According to reports, at a time when the government is putting pressure on the industry through various regulations to adopt more energy efficient production processes, manufacturers must look at incorporating sustainable practices into their innovation pipeline, a lecture talk series organised today by TERI Business Council for Sustainable Development (BCSD) concluded.
“Most global companies now realise that sustainable policy development doesn’t have to come at a cost to business,” said Mr Scott Tew, executive director, Centre for Energy Efficiency and Sustainability at Ingersoll Rand, a global company that provides products, services and solutions for quality air in homes as well as commercial and industrial establishments. “Rather, policy can actually create opportunity. Driving increasing standards through responsible policy and increasing incentives for energy efficiency investments benefits everyone,” he said.

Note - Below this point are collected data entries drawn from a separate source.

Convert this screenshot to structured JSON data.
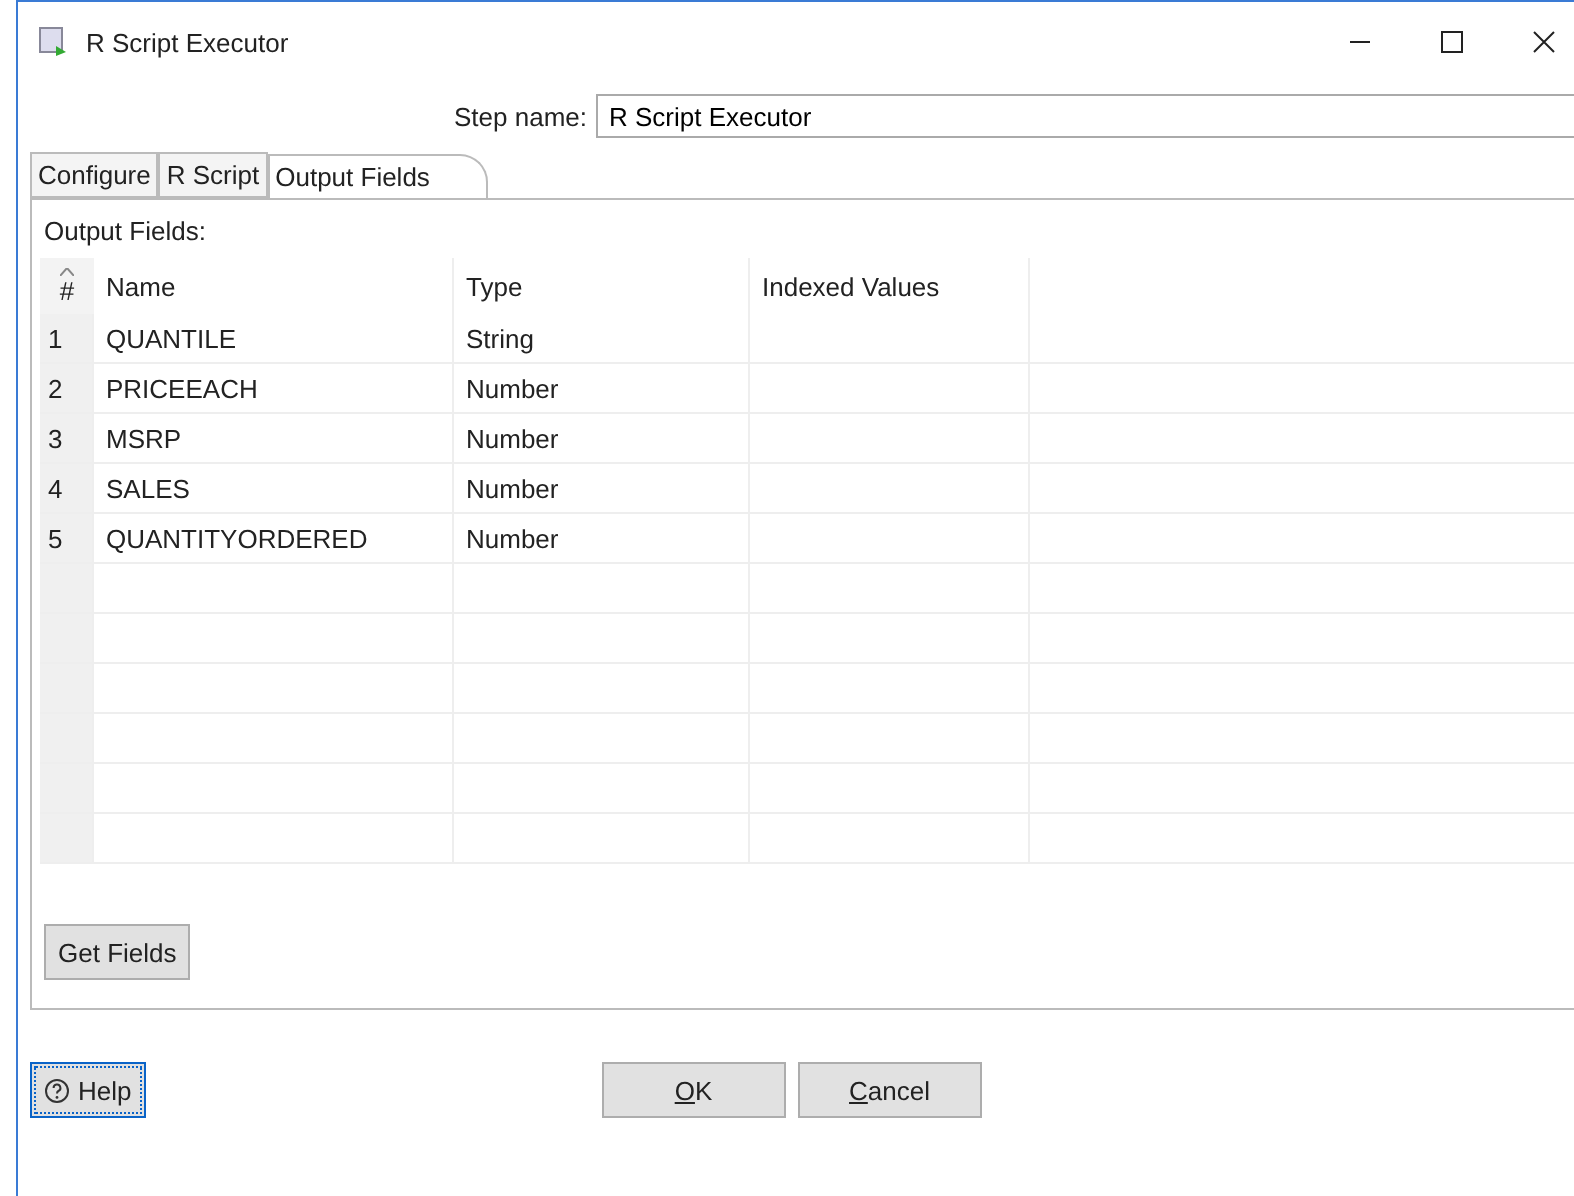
{
  "window": {
    "title": "R Script Executor"
  },
  "step_name": {
    "label": "Step name:",
    "value": "R Script Executor"
  },
  "tabs": [
    {
      "label": "Configure",
      "selected": false
    },
    {
      "label": "R Script",
      "selected": false
    },
    {
      "label": "Output Fields",
      "selected": true
    }
  ],
  "section_label": "Output Fields:",
  "table": {
    "columns": [
      "#",
      "Name",
      "Type",
      "Indexed Values"
    ],
    "rows": [
      [
        "1",
        "QUANTILE",
        "String",
        ""
      ],
      [
        "2",
        "PRICEEACH",
        "Number",
        ""
      ],
      [
        "3",
        "MSRP",
        "Number",
        ""
      ],
      [
        "4",
        "SALES",
        "Number",
        ""
      ],
      [
        "5",
        "QUANTITYORDERED",
        "Number",
        ""
      ]
    ]
  },
  "get_fields_button": "Get Fields",
  "help_button": {
    "label": "Help",
    "focused": true
  },
  "buttons": [
    {
      "label": "OK",
      "mnemonic_first": true
    },
    {
      "label": "Cancel",
      "mnemonic_first": true
    }
  ]
}
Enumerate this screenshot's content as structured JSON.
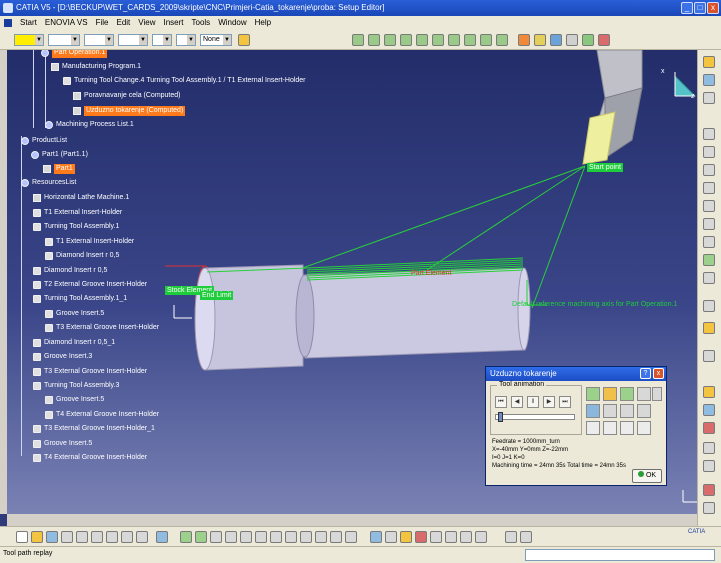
{
  "window": {
    "title": "CATIA V5 - [D:\\BECKUP\\WET_CARDS_2009\\skripte\\CNC\\Primjeri-Catia_tokarenje\\proba: Setup Editor]",
    "minimize": "_",
    "restore": "□",
    "close": "x"
  },
  "menu": {
    "items": [
      "Start",
      "ENOVIA VS",
      "File",
      "Edit",
      "View",
      "Insert",
      "Tools",
      "Window",
      "Help"
    ]
  },
  "toolbar": {
    "line_width_value": "",
    "color_value": "",
    "layer_value": "None",
    "dropdown_arrow": "▼"
  },
  "tree": {
    "part_operation": "Part Operation.1",
    "manufacturing_program": "Manufacturing Program.1",
    "tool_change": "Turning Tool Change.4  Turning Tool Assembly.1 / T1 External Insert-Holder",
    "poravnavanje": "Poravnavanje cela (Computed)",
    "uzduzno": "Uzduzno tokarenje (Computed)",
    "process_list": "Machining Process List.1",
    "product_list": "ProductList",
    "part1_root": "Part1 (Part1.1)",
    "part1": "Part1",
    "resources_list": "ResourcesList",
    "resources": [
      "Horizontal Lathe Machine.1",
      "T1 External Insert-Holder",
      "Turning Tool Assembly.1",
      "T1 External Insert-Holder",
      "Diamond Insert r 0,5",
      "Diamond Insert r 0,5",
      "T2 External Groove Insert-Holder",
      "Turning Tool Assembly.1_1",
      "Groove Insert.5",
      "T3 External Groove Insert-Holder",
      "Diamond Insert r 0,5_1",
      "Groove Insert.3",
      "T3 External Groove Insert-Holder",
      "Turning Tool Assembly.3",
      "Groove Insert.5",
      "T4 External Groove Insert-Holder",
      "T3 External Groove Insert-Holder_1",
      "Groove Insert.5",
      "T4 External Groove Insert-Holder"
    ]
  },
  "viewport": {
    "start_point": "Start point",
    "stock_element": "Stock Element",
    "end_limit": "End Limit",
    "part_element": "Part Element",
    "ref_axis": "Default reference machining axis for Part Operation.1",
    "axis_z": "z",
    "axis_x": "x",
    "axis_y": "y"
  },
  "dialog": {
    "title": "Uzduzno tokarenje",
    "help": "?",
    "close": "x",
    "tool_animation": "Tool animation",
    "anim_buttons": [
      "⏮",
      "◀",
      "‖",
      "▶",
      "⏭"
    ],
    "feedrate": "Feedrate = 1000mm_turn",
    "position": "X=-40mm Y=0mm Z=-22mm",
    "ijk": "I=0 J=1 K=0",
    "machining_time": "Machining time = 24mn 35s     Total time = 24mn 35s",
    "ok": "OK"
  },
  "status": {
    "text": "Tool path replay"
  },
  "brand": {
    "logo_text": "CATIA"
  },
  "colors": {
    "title_blue": "#1a47b8",
    "tree_highlight": "#ff7a1a",
    "label_green": "#1fcc3b",
    "toolpath_green": "#28d03a",
    "cylinder": "#c7c5de",
    "insert_yellow": "#eef0a0"
  }
}
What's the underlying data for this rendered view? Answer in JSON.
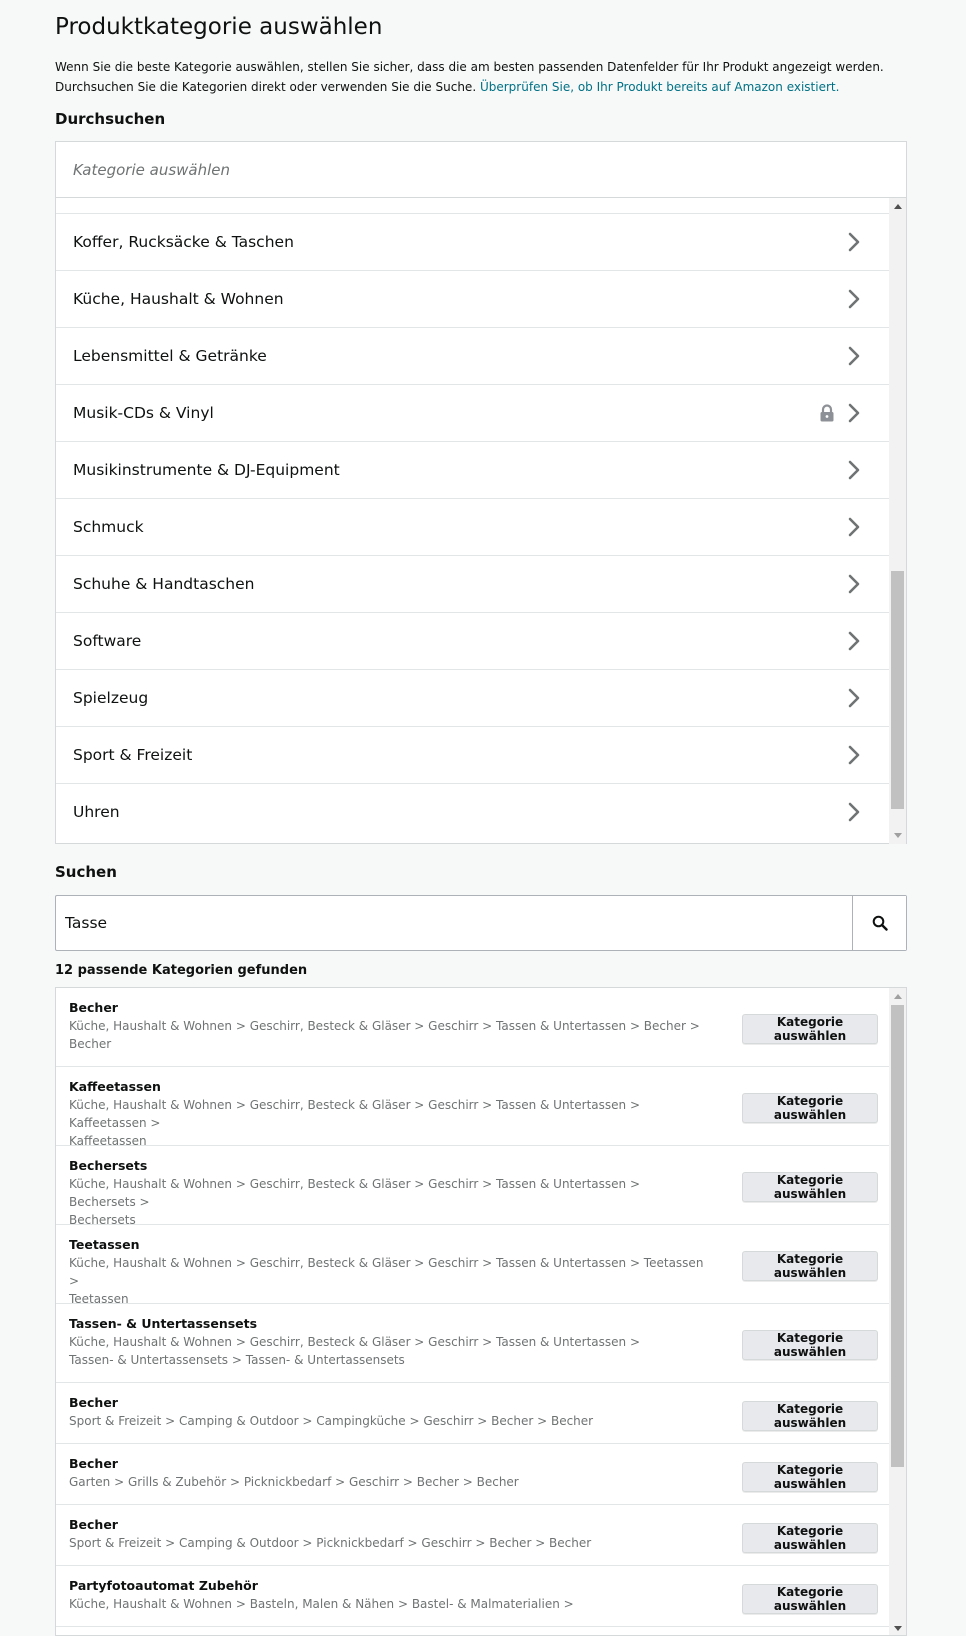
{
  "header": {
    "title": "Produktkategorie auswählen",
    "intro_line1": "Wenn Sie die beste Kategorie auswählen, stellen Sie sicher, dass die am besten passenden Datenfelder für Ihr Produkt angezeigt werden.",
    "intro_line2": "Durchsuchen Sie die Kategorien direkt oder verwenden Sie die Suche.",
    "intro_link": "Überprüfen Sie, ob Ihr Produkt bereits auf Amazon existiert."
  },
  "browse": {
    "label": "Durchsuchen",
    "placeholder": "Kategorie auswählen",
    "items": [
      {
        "label": "Koffer, Rucksäcke & Taschen",
        "locked": false
      },
      {
        "label": "Küche, Haushalt & Wohnen",
        "locked": false
      },
      {
        "label": "Lebensmittel & Getränke",
        "locked": false
      },
      {
        "label": "Musik-CDs & Vinyl",
        "locked": true
      },
      {
        "label": "Musikinstrumente & DJ-Equipment",
        "locked": false
      },
      {
        "label": "Schmuck",
        "locked": false
      },
      {
        "label": "Schuhe & Handtaschen",
        "locked": false
      },
      {
        "label": "Software",
        "locked": false
      },
      {
        "label": "Spielzeug",
        "locked": false
      },
      {
        "label": "Sport & Freizeit",
        "locked": false
      },
      {
        "label": "Uhren",
        "locked": false
      }
    ]
  },
  "search": {
    "label": "Suchen",
    "value": "Tasse",
    "result_count": "12 passende Kategorien gefunden"
  },
  "results": {
    "select_label": "Kategorie auswählen",
    "items": [
      {
        "name": "Becher",
        "path": [
          "Küche, Haushalt & Wohnen > Geschirr, Besteck & Gläser > Geschirr > Tassen & Untertassen > Becher >",
          "Becher"
        ]
      },
      {
        "name": "Kaffeetassen",
        "path": [
          "Küche, Haushalt & Wohnen > Geschirr, Besteck & Gläser > Geschirr > Tassen & Untertassen > Kaffeetassen >",
          "Kaffeetassen"
        ]
      },
      {
        "name": "Bechersets",
        "path": [
          "Küche, Haushalt & Wohnen > Geschirr, Besteck & Gläser > Geschirr > Tassen & Untertassen > Bechersets >",
          "Bechersets"
        ]
      },
      {
        "name": "Teetassen",
        "path": [
          "Küche, Haushalt & Wohnen > Geschirr, Besteck & Gläser > Geschirr > Tassen & Untertassen > Teetassen >",
          "Teetassen"
        ]
      },
      {
        "name": "Tassen- & Untertassensets",
        "path": [
          "Küche, Haushalt & Wohnen > Geschirr, Besteck & Gläser > Geschirr > Tassen & Untertassen >",
          "Tassen- & Untertassensets > Tassen- & Untertassensets"
        ]
      },
      {
        "name": "Becher",
        "path": [
          "Sport & Freizeit > Camping & Outdoor > Campingküche > Geschirr > Becher > Becher"
        ]
      },
      {
        "name": "Becher",
        "path": [
          "Garten > Grills & Zubehör > Picknickbedarf > Geschirr > Becher > Becher"
        ]
      },
      {
        "name": "Becher",
        "path": [
          "Sport & Freizeit > Camping & Outdoor > Picknickbedarf > Geschirr > Becher > Becher"
        ]
      },
      {
        "name": "Partyfotoautomat Zubehör",
        "path": [
          "Küche, Haushalt & Wohnen > Basteln, Malen & Nähen > Bastel- & Malmaterialien >"
        ]
      }
    ]
  },
  "colors": {
    "link": "#007185",
    "border": "#d5d9d9",
    "muted_text": "#6f7373",
    "button_bg": "#e7e9ec"
  }
}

Sharing the findings of a survey of global C-level executives sponsored by his company, Mr Tew said nearly 80 per cent of the respondents believed energy efficiency would be more important to their business in five years. More than half of them identified lighting as the key benefits of moving towards energy efficient production.
He, however, contended that companies must move beyond technology. “Technology alone will not change matters. Human factors are an important issue,” he added. “Energy efficiency is as much a challenge as about managing people,” he said.
In his opening remarks, TERI chief executive, Dr RK Pachauri, said energy efficiency was an approach that was a win-win one. It had major implications for all stakeholders, he added. “Unless we start talking tomorrow, we’ll not be able to build a brighter tomorrow,” he said.
Speaking on the occasion and in response to a query, Mr Venkatesh Valluri, chairman and president, Ingersoll Rand India, said the challenge was not just large corporate houses but rather at the SME (small and medium enterprises) level. For SMEs, he pointed out, the primary motive was keeping the organisation profitable with not much resources to invest in capacity building to meet energy efficiency standards.
“We need to invest in technology to meet the gap, say in power production for storage facilities for food. That’s the game in the future,” Mr Velluri said.